冒頭の主題は歯切れよく、エネルギッシュでユーモアもある印象的に始まる。
弦楽器の低い音で出てきて、木管楽器が軽やかに受ける形で進み、滑らかな音の動きの対照的なメロディが続く。シューベルトらしい流麗なメロディで優しさに包まれた、大変に美しいレントラー舞曲風で、やはり木管楽器の活躍が印象的。
シューベルトは友人にはたいへん恵まれていて、当時のウィーンの若い芸術家や知識人たちがみな仲の良い友達であった。シューベルトの作品には友達と騒ぎながら作曲されたものも多く、安レストランのメニューカードの裏に友人が五線を引き、そこへ「魔王」のスケッチが書かれたというエピソードもある。
そんなシューベルトの唯一の息抜きの時間は《シューベルティアード》と呼ばれる、芸術家仲間同士の集まりであった。
《シューベルティアード(シューベルトの集い)》というくらいだから、その集まりの主役は勿論シューベルトである。シューベルトは、この場で自作の曲を自演し仲間内で賞賛を浴びていた。そうして小さな幸福に包まれたまま(?)に、弱冠31歳という若さで殆んど世に知られる事なく、不幸な夭折に見舞われてしまったのである。
シューベルトは、僅か31年の人生にも関わらず多くの作品を遺したが、それらの大部分は親しい友人達の間で演奏されるに止まった。主要な作品が声楽曲や室内楽曲で占められているのは、そのためである。要するにプロの音楽家と言うより、アマチュアのような存在で一生を終えたと言える。

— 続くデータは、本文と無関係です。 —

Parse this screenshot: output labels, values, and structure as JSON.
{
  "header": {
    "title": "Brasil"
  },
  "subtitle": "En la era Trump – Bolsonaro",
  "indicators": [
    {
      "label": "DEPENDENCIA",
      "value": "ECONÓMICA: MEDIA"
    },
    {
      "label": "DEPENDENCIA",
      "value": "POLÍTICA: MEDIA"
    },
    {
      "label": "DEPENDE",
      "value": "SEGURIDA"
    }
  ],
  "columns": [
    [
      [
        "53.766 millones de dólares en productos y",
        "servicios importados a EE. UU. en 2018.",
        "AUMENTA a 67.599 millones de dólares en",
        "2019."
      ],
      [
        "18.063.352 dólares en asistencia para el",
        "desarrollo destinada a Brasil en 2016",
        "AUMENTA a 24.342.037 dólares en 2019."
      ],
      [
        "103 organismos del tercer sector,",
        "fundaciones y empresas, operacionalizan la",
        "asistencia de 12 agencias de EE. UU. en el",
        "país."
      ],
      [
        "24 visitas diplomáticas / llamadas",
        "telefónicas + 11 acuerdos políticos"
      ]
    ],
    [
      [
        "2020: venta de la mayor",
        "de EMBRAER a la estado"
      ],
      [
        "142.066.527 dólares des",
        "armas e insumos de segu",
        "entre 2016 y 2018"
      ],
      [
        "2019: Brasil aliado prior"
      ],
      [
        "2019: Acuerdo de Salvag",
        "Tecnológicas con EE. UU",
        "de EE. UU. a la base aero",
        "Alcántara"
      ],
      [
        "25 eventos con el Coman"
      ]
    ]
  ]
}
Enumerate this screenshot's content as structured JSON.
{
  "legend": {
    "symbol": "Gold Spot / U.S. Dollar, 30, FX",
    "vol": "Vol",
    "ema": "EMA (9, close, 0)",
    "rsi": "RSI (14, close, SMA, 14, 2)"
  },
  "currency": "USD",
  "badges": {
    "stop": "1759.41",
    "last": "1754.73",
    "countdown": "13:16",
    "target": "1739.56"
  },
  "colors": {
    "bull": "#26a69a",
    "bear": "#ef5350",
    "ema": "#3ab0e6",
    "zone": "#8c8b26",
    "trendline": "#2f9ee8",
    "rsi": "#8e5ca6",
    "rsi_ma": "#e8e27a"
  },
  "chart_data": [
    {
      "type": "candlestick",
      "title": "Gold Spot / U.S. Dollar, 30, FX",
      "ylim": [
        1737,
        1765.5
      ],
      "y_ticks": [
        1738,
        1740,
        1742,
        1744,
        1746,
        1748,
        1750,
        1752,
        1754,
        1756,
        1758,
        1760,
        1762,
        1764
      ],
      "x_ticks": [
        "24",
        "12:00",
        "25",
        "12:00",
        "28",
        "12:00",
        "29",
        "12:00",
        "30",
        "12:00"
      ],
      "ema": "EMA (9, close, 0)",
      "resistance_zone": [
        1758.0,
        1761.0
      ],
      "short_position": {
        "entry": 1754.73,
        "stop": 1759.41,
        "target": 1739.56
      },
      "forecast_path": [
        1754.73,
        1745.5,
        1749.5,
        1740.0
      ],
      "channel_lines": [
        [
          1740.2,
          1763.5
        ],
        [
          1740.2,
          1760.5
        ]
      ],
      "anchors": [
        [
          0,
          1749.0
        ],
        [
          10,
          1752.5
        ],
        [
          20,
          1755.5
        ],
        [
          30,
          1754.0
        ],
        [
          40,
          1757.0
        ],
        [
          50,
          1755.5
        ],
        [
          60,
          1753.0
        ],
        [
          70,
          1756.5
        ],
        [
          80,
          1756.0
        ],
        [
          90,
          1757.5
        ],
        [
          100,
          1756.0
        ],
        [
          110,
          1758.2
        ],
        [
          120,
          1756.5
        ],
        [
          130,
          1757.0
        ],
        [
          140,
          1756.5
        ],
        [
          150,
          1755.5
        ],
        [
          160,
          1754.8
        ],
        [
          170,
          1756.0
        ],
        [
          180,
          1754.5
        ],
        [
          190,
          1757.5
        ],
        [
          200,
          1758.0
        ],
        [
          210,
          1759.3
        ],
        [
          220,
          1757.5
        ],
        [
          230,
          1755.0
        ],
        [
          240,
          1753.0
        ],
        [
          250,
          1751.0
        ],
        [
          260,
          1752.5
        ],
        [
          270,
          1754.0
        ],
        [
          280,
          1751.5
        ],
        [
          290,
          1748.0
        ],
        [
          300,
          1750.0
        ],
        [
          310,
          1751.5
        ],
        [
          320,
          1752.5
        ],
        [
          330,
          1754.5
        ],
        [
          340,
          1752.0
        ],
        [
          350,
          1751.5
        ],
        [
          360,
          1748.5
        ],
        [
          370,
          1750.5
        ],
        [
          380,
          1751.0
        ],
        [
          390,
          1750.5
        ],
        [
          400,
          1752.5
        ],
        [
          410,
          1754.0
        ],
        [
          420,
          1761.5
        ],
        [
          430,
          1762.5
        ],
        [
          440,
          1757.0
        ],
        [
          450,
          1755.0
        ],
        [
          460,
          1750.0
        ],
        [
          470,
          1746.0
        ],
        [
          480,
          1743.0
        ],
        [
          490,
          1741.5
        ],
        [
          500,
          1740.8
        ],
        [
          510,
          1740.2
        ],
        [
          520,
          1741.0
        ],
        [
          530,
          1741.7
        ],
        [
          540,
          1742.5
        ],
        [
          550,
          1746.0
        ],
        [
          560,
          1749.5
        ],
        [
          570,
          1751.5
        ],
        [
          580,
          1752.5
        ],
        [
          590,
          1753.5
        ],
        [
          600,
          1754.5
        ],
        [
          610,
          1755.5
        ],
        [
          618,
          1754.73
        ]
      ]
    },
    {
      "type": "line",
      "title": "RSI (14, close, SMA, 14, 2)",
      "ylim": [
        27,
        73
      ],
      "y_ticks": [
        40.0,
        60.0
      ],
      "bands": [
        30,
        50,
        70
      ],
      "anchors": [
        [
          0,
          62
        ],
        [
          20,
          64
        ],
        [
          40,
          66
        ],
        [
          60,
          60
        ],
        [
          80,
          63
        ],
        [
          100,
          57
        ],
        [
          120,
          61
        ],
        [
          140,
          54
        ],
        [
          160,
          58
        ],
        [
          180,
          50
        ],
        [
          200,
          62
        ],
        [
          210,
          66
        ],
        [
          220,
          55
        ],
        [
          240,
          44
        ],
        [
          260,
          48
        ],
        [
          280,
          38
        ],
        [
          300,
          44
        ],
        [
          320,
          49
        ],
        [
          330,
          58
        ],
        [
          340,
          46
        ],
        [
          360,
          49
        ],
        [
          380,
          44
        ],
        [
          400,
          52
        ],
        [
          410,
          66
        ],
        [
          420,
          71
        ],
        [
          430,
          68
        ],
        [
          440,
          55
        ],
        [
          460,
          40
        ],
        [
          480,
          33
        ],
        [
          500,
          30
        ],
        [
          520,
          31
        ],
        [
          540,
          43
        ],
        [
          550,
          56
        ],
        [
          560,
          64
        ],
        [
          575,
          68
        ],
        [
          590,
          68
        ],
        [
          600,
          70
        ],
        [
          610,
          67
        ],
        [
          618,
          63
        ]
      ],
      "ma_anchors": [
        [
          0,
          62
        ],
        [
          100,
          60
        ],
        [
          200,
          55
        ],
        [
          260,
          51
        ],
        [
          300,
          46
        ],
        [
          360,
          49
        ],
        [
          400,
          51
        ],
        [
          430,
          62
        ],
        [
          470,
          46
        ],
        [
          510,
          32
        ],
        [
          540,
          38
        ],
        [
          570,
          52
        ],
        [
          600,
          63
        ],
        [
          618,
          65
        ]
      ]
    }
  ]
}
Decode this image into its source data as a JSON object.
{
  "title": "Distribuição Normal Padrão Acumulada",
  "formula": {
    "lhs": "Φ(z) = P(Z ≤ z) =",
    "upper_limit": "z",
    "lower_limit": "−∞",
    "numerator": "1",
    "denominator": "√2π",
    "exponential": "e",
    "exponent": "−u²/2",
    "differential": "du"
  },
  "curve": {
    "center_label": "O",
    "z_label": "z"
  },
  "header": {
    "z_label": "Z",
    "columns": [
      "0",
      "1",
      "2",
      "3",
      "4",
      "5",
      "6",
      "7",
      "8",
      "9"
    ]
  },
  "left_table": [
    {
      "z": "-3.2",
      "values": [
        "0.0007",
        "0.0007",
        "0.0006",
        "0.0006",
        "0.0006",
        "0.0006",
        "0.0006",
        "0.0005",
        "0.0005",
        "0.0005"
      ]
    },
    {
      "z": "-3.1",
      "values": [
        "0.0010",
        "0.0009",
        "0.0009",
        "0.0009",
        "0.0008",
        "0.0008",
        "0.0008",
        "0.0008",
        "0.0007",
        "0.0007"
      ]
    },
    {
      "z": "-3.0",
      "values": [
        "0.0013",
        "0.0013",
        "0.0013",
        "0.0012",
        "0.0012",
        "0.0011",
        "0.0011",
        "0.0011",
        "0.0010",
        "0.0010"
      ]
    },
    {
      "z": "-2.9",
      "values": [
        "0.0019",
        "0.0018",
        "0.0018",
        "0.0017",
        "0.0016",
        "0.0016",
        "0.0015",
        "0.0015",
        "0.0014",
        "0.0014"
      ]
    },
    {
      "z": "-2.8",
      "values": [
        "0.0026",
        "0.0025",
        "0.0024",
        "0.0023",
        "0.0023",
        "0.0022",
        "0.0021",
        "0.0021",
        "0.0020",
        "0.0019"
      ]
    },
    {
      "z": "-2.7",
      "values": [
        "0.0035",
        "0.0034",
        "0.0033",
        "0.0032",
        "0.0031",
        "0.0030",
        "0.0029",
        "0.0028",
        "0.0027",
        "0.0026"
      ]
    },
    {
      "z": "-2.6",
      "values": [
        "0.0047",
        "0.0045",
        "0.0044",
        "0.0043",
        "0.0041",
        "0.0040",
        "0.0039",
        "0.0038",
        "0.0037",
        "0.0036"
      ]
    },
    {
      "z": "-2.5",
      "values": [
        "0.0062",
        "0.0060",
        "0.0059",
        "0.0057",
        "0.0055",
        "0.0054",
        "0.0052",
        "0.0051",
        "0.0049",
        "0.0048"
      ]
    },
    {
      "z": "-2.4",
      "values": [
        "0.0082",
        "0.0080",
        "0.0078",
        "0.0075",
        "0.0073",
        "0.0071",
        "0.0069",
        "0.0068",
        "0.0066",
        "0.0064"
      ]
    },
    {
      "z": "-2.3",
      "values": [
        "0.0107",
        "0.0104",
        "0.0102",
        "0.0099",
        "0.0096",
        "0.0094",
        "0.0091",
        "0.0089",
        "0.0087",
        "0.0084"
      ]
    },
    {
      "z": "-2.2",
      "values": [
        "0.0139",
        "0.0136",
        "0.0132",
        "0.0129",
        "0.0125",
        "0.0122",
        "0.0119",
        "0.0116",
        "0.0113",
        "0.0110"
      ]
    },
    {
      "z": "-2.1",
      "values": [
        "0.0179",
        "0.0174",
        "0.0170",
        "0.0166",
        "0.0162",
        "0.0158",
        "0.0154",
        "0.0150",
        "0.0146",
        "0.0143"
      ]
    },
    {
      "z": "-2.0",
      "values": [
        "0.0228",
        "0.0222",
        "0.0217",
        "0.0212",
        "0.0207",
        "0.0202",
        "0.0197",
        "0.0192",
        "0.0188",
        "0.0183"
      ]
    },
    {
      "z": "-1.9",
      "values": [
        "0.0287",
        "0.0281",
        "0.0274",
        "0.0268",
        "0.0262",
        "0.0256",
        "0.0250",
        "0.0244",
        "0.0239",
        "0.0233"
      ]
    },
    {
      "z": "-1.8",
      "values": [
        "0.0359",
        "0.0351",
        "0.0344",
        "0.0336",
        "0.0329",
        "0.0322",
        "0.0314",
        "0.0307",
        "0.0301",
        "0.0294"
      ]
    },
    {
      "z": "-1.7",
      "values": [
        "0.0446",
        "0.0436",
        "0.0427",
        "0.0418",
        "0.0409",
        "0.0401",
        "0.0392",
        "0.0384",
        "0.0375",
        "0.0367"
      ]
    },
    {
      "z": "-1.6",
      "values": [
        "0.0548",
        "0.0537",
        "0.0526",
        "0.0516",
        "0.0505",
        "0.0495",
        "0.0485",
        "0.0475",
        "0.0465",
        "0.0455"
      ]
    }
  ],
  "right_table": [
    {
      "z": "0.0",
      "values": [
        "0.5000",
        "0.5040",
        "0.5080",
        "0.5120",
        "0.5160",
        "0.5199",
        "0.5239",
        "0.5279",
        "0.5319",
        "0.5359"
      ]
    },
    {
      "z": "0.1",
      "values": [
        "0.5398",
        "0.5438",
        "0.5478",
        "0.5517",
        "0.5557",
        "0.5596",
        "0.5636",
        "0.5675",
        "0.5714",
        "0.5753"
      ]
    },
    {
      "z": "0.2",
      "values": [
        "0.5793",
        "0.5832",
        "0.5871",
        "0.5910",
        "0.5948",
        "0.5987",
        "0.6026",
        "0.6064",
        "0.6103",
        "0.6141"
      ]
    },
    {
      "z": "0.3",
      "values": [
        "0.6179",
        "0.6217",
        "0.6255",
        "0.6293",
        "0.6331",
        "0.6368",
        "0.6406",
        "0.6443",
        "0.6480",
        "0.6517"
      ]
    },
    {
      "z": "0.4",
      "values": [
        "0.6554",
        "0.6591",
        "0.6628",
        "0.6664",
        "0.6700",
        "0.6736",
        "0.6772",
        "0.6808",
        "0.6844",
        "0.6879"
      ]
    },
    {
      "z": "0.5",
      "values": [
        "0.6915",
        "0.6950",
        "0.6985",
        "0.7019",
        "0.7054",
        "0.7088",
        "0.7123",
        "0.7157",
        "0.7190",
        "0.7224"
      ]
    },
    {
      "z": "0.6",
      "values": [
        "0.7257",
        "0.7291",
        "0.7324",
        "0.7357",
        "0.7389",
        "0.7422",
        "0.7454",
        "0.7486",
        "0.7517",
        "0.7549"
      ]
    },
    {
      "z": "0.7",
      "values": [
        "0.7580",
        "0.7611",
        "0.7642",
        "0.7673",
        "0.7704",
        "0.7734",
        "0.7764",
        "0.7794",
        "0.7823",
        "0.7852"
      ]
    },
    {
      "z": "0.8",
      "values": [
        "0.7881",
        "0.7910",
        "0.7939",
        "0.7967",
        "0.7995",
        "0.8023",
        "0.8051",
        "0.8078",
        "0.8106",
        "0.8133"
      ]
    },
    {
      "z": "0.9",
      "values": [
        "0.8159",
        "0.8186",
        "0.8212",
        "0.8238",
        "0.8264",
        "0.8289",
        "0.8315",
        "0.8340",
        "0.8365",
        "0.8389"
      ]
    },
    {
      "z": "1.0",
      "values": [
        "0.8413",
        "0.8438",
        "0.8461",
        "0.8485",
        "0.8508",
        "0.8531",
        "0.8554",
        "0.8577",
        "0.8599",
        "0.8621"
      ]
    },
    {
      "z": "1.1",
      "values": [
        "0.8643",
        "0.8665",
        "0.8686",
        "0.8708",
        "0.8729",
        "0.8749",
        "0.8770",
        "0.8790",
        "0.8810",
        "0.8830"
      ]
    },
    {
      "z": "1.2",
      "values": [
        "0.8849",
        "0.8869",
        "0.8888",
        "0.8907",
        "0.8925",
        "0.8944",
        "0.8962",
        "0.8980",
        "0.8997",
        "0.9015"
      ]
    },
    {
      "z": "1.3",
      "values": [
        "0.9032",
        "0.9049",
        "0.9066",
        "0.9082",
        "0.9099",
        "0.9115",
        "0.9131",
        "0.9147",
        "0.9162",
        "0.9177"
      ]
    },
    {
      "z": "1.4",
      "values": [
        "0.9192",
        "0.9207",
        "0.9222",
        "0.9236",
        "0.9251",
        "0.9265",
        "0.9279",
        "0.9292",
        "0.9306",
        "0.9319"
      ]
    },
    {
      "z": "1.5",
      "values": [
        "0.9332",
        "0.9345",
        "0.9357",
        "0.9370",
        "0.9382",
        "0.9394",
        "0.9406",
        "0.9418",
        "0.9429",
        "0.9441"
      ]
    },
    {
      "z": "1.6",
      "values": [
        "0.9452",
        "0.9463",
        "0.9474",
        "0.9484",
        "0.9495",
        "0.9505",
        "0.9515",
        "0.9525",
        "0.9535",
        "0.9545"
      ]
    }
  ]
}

もちろん、本人はアマチュア的な存在で良しとしていたわけではなく、常にプロの作曲家として自立することを目指していた。しかし世間に認められるには、あまりにも前を走り過ぎていた。同時代を生きたベートーヴェンは
「シューベルトの裡には神聖な炎がある」
と言ったそうだが、その認識が一般のものになるには、まだまだ時間が必要だった。
天才というものは、普通の人々から抜きん出ているから天才なのであって、それ故に「理解されない」という宿命がつきまとう。それで30年足らずの人生しか許されなかったとなれば、時代がその天才に追いつく前に一生を終えてしまう。
そんなシューベルトに、ウィーンの楽友協会が「新作の演奏を行う用意がある」ことを仄めかした。それは正式な依頼ではなかったらしいが、シューベルトはプロの音楽家としてのスタートを切る第一歩と感じたようで、その持てる力の全てを注ぎ込んだ交響曲(グレート)を楽友協会に提出した。しかし楽友協会はその規模の大きさに嫌気がさしたか、練習にかけることもなくこの作品を黙殺してしまう。
マーラーやブルックナーの交響曲が日常茶飯事のように演奏される今の時代から見れば、彼のハ長調交響曲はそんなに規模の大きな作品とは感じないものの、19世紀の初頭にあって『グレート』交響曲は標準サイズからは、かなりはみ出た存在だった。
やむなく、シューベルトは16年前の作品でまだ一度も演奏されていない、もう一つのハ長調交響曲(第6番)を提出した。こちらは当時のスタンダードな規模だったため、楽友協会もこれを受け入れ演奏会で演奏されたが、その時すでにシューベルは世を去っていた。